RAVEN training framework cuts distribution gap in real-time video diffusion
New preprint introduces RAVEN, a training framework that exposes video diffusion models to their own imperfect outputs during training, plus CM-GRPO, an RL technique that tunes consistency sampling without auxiliary flow processes.

RAVEN is a training framework from researchers Yanzuo Lu, Ronglai Zuo, and Jiankang Deng that addresses a core problem in real-time autoregressive video generation: the mismatch between clean training data and the self-generated history a model must extrapolate from at inference time. Released May 15, 2026, the preprint demonstrates quality gains over recent causal video distillation baselines across semantic and dynamic benchmarks.
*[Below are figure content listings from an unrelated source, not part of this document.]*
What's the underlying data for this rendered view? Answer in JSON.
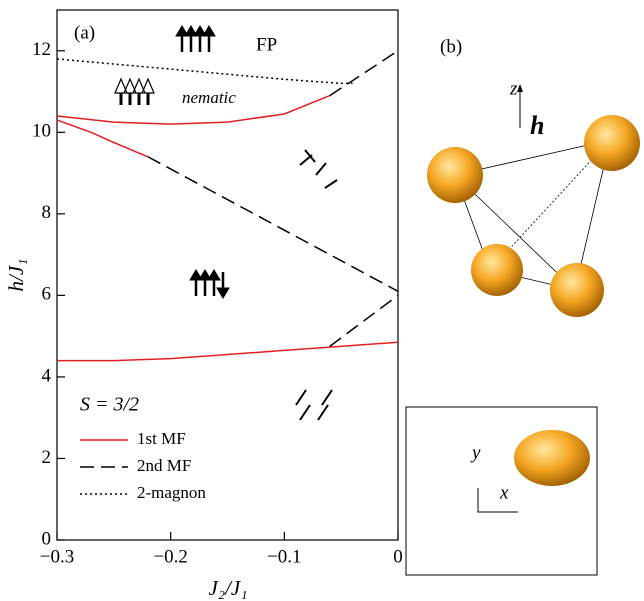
{
  "chart_data": {
    "type": "line",
    "panel_a_label": "(a)",
    "panel_b_label": "(b)",
    "xlabel": "J₂/J₁",
    "ylabel": "h/J₁",
    "xlim": [
      -0.3,
      0
    ],
    "ylim": [
      0,
      13
    ],
    "xticks": [
      {
        "value": -0.3,
        "label": "−0.3"
      },
      {
        "value": -0.2,
        "label": "−0.2"
      },
      {
        "value": -0.1,
        "label": "−0.1"
      },
      0
    ],
    "yticks": [
      0,
      2,
      4,
      6,
      8,
      10,
      12
    ],
    "series": [
      {
        "name": "1st MF",
        "color": "#e02020",
        "dash": "solid",
        "x": [
          -0.3,
          -0.25,
          -0.2,
          -0.15,
          -0.1,
          -0.06,
          null,
          -0.3,
          -0.27,
          -0.25,
          -0.22,
          null,
          -0.3,
          -0.25,
          -0.2,
          -0.1,
          0
        ],
        "values": [
          10.4,
          10.25,
          10.2,
          10.25,
          10.45,
          10.9,
          null,
          10.3,
          10.0,
          9.75,
          9.4,
          null,
          4.4,
          4.4,
          4.45,
          4.65,
          4.85
        ]
      },
      {
        "name": "2nd MF",
        "color": "#000000",
        "dash": "dashed",
        "x": [
          -0.22,
          0,
          null,
          -0.06,
          0,
          null,
          -0.06,
          0
        ],
        "values": [
          9.4,
          6.1,
          null,
          10.9,
          12,
          null,
          4.75,
          6.0
        ]
      },
      {
        "name": "2-magnon",
        "color": "#000000",
        "dash": "dotted",
        "x": [
          -0.3,
          -0.2,
          -0.1,
          -0.05,
          -0.04
        ],
        "values": [
          11.8,
          11.55,
          11.3,
          11.2,
          11.2
        ]
      }
    ],
    "annotations": {
      "fp": "FP",
      "nematic": "nematic",
      "spin": "S = 3/2",
      "z_axis": "z",
      "h_field": "h",
      "x_axis": "x",
      "y_axis": "y"
    }
  }
}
Autoregressive video diffusion models generate future frames by conditioning on previously synthesized chunks, enabling streaming output. Distilling these from high-fidelity bidirectional teachers produces few-step generators, but long-horizon quality degrades when the model encounters its own imperfect outputs during inference—a distribution it never trained on. RAVEN repacks each training rollout into an interleaved sequence of clean historical endpoints and noisy denoising states, forcing the model to attend to the same kind of history it will see in production. Downstream chunk losses then directly supervise the representations that future predictions depend on.
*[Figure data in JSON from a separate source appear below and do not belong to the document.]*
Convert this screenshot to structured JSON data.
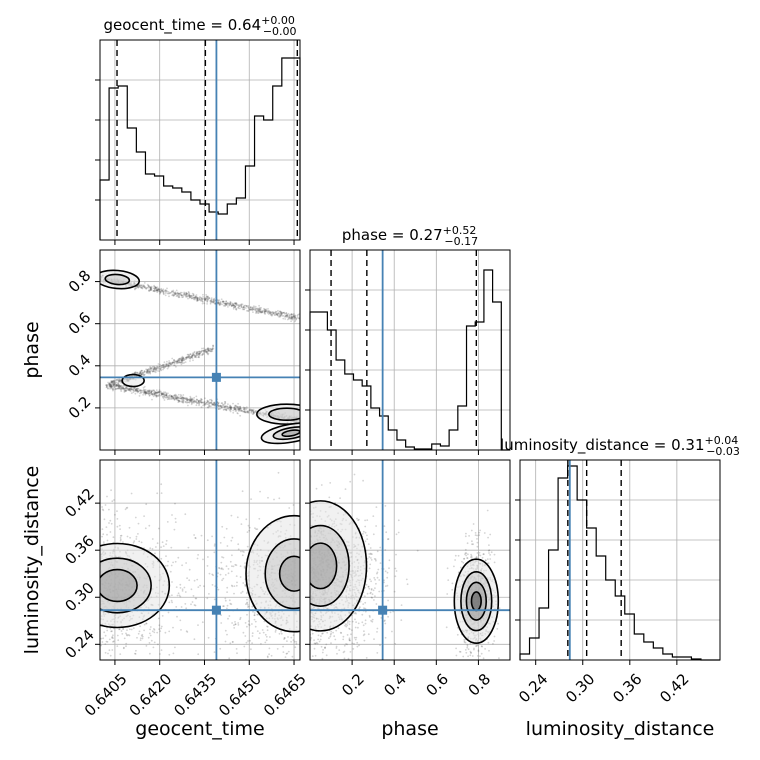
{
  "chart_data": {
    "type": "corner",
    "parameters": [
      {
        "key": "geocent_time",
        "axis_label": "geocent_time",
        "title": "geocent_time = 0.64",
        "sup": "+0.00",
        "sub": "−0.00",
        "range": [
          0.64,
          0.6467
        ],
        "ticks": [
          0.6405,
          0.642,
          0.6435,
          0.645,
          0.6465
        ],
        "tick_labels": [
          "0.6405",
          "0.6420",
          "0.6435",
          "0.6450",
          "0.6465"
        ],
        "injection": 0.6439,
        "quantiles": [
          0.64057,
          0.64353,
          0.64661
        ],
        "hist": [
          0.3,
          0.76,
          0.77,
          0.56,
          0.44,
          0.33,
          0.32,
          0.27,
          0.26,
          0.24,
          0.2,
          0.18,
          0.14,
          0.13,
          0.18,
          0.21,
          0.37,
          0.62,
          0.6,
          0.77,
          0.91,
          0.91
        ]
      },
      {
        "key": "phase",
        "axis_label": "phase",
        "title": "phase = 0.27",
        "sup": "+0.52",
        "sub": "−0.17",
        "range": [
          0.0,
          0.95
        ],
        "ticks": [
          0.2,
          0.4,
          0.6,
          0.8
        ],
        "tick_labels": [
          "0.2",
          "0.4",
          "0.6",
          "0.8"
        ],
        "injection": 0.345,
        "quantiles": [
          0.1,
          0.27,
          0.79
        ],
        "hist": [
          0.69,
          0.69,
          0.6,
          0.45,
          0.38,
          0.35,
          0.32,
          0.21,
          0.17,
          0.1,
          0.05,
          0.015,
          0.005,
          0.005,
          0.03,
          0.02,
          0.1,
          0.22,
          0.62,
          0.64,
          0.9,
          0.74,
          0.0
        ]
      },
      {
        "key": "luminosity_distance",
        "axis_label": "luminosity_distance",
        "title": "luminosity_distance = 0.31",
        "sup": "+0.04",
        "sub": "−0.03",
        "range": [
          0.22,
          0.475
        ],
        "ticks": [
          0.24,
          0.3,
          0.36,
          0.42
        ],
        "tick_labels": [
          "0.24",
          "0.30",
          "0.36",
          "0.42"
        ],
        "injection": 0.2835,
        "quantiles": [
          0.281,
          0.305,
          0.349
        ],
        "hist": [
          0.03,
          0.11,
          0.26,
          0.55,
          0.91,
          0.97,
          0.8,
          0.66,
          0.52,
          0.4,
          0.32,
          0.23,
          0.13,
          0.09,
          0.06,
          0.03,
          0.015,
          0.015,
          0.005,
          0.0,
          0.0
        ]
      }
    ],
    "marker_color": "#4682b4",
    "grid": true
  }
}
The paper also introduces Consistency-model Group Relative Policy Optimization (CM-GRPO), which reformulates a consistency sampling step as a conditional Gaussian transition and applies online reinforcement learning directly to that kernel. This avoids the Euler-Maruyama auxiliary process used in prior flow-model RL methods, simplifying the optimization pipeline.
What stands out
- Training-time test rollouts. RAVEN runs self-extrapolation during training and interleaves clean reference frames with noisy denoising states, aligning the model's attention with the inference-time distribution it will actually face.
- Consistency-model GRPO. CM-GRPO reformulates consistency sampling as a conditional Gaussian transition and applies online RL directly, avoiding auxiliary flow processes.
- Benchmark gains. RAVEN outperforms recent causal video distillation baselines on quality, semantic coherence, and dynamic degree metrics. Combining RAVEN with CM-GRPO yields further improvements.